It was announced this week by the FCC that the four major cell phone service providers – Verizon, Sprint, AT&T, and T-Mobile – have signed on to allow texts to 911 to be available. While much of this initiative is expected to go into effect next year, nationwide coverage is planned to be available by May 2014.
The thought behind the text to 911 campaign is that the service will be an incredible help to those who can’t physically make a phone call or those who would be putting themselves in danger by trying to speak with someone. Also, for people with no electricity who are trying to save battery, sending a text message doesn’t require nearly as much battery power as making a phone call.
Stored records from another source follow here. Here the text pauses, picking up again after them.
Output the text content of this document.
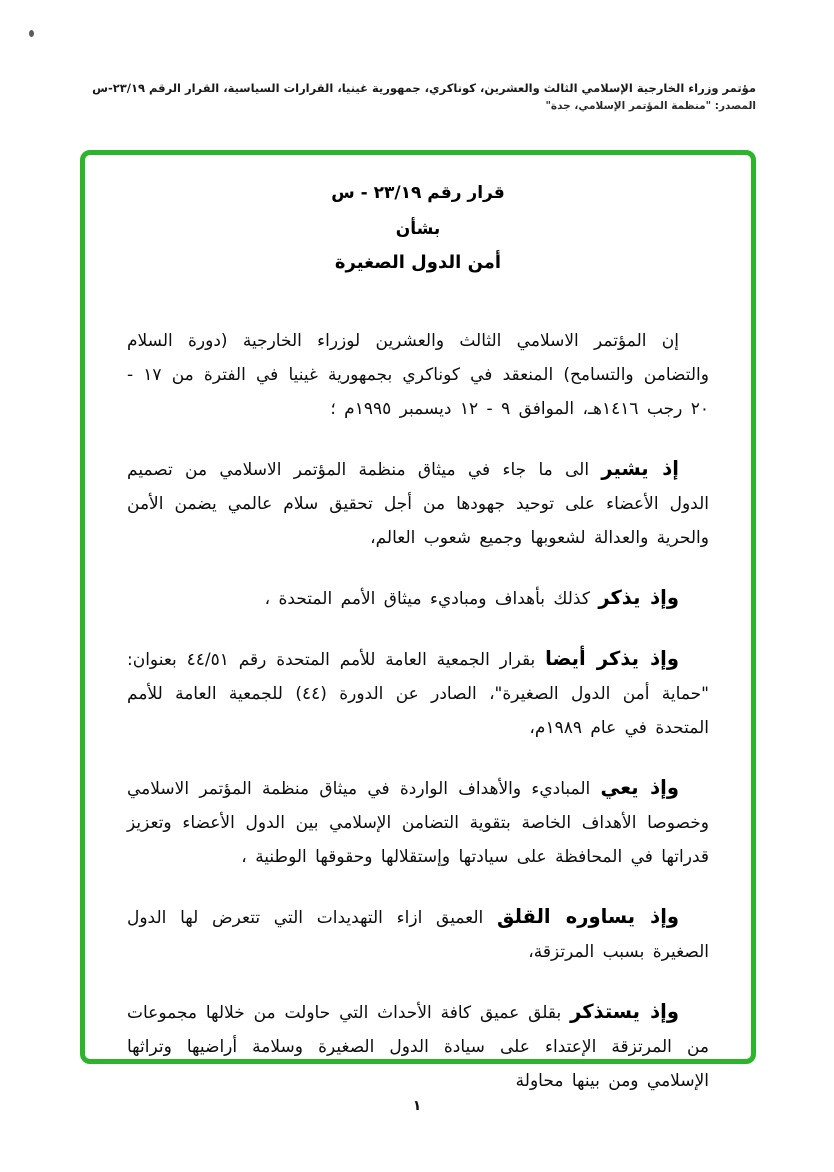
مؤتمر وزراء الخارجية الإسلامي الثالث والعشرين، كوناكري، جمهورية غينيا، القرارات السياسية، القرار الرقم ٢٣/١٩-س
المصدر: "منظمة المؤتمر الإسلامي، جدة"
قرار رقم ٢٣/١٩ - س
بشأن
أمن الدول الصغيرة

إن المؤتمر الاسلامي الثالث والعشرين لوزراء الخارجية (دورة السلام والتضامن والتسامح) المنعقد في كوناكري بجمهورية غينيا في الفترة من ١٧ - ٢٠ رجب ١٤١٦هـ، الموافق ٩ - ١٢ ديسمبر ١٩٩٥م ؛

إذ يشير الى ما جاء في ميثاق منظمة المؤتمر الاسلامي من تصميم الدول الأعضاء على توحيد جهودها من أجل تحقيق سلام عالمي يضمن الأمن والحرية والعدالة لشعوبها وجميع شعوب العالم،

وإذ يذكر كذلك بأهداف ومباديء ميثاق الأمم المتحدة ،

وإذ يذكر أيضا بقرار الجمعية العامة للأمم المتحدة رقم ٤٤/٥١ بعنوان: "حماية أمن الدول الصغيرة"، الصادر عن الدورة (٤٤) للجمعية العامة للأمم المتحدة في عام ١٩٨٩م،

وإذ يعي المباديء والأهداف الواردة في ميثاق منظمة المؤتمر الاسلامي وخصوصا الأهداف الخاصة بتقوية التضامن الإسلامي بين الدول الأعضاء وتعزيز قدراتها في المحافظة على سيادتها وإستقلالها وحقوقها الوطنية ،

وإذ يساوره القلق العميق ازاء التهديدات التي تتعرض لها الدول الصغيرة بسبب المرتزقة،

وإذ يستذكر بقلق عميق كافة الأحداث التي حاولت من خلالها مجموعات من المرتزقة الإعتداء على سيادة الدول الصغيرة وسلامة أراضيها وتراثها الإسلامي ومن بينها محاولة

١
For example, during and following Hurricane Sandy, New York City mayor Michael Bloomberg gave New Yorkers the ability to send text messages to 311, as a way to free up the city’s phone lines and help emergency responders prioritize needs.
FCC Chariman Julius Genachowski said, “Access to 911 must catch up with how consumers communicate in the 21st century.” The text-to-911 initiative is phase one of Genachowski’s “next-generation-911” proposed campaign. Eventually, the FCC plans to make sending photos and videos to emergency personnel available.
Although text-to-911 will be a great addition to emergency services, it is not meant to be a substitute for actual calling. If possible, the FCC says people should always make a voice call during an emergency.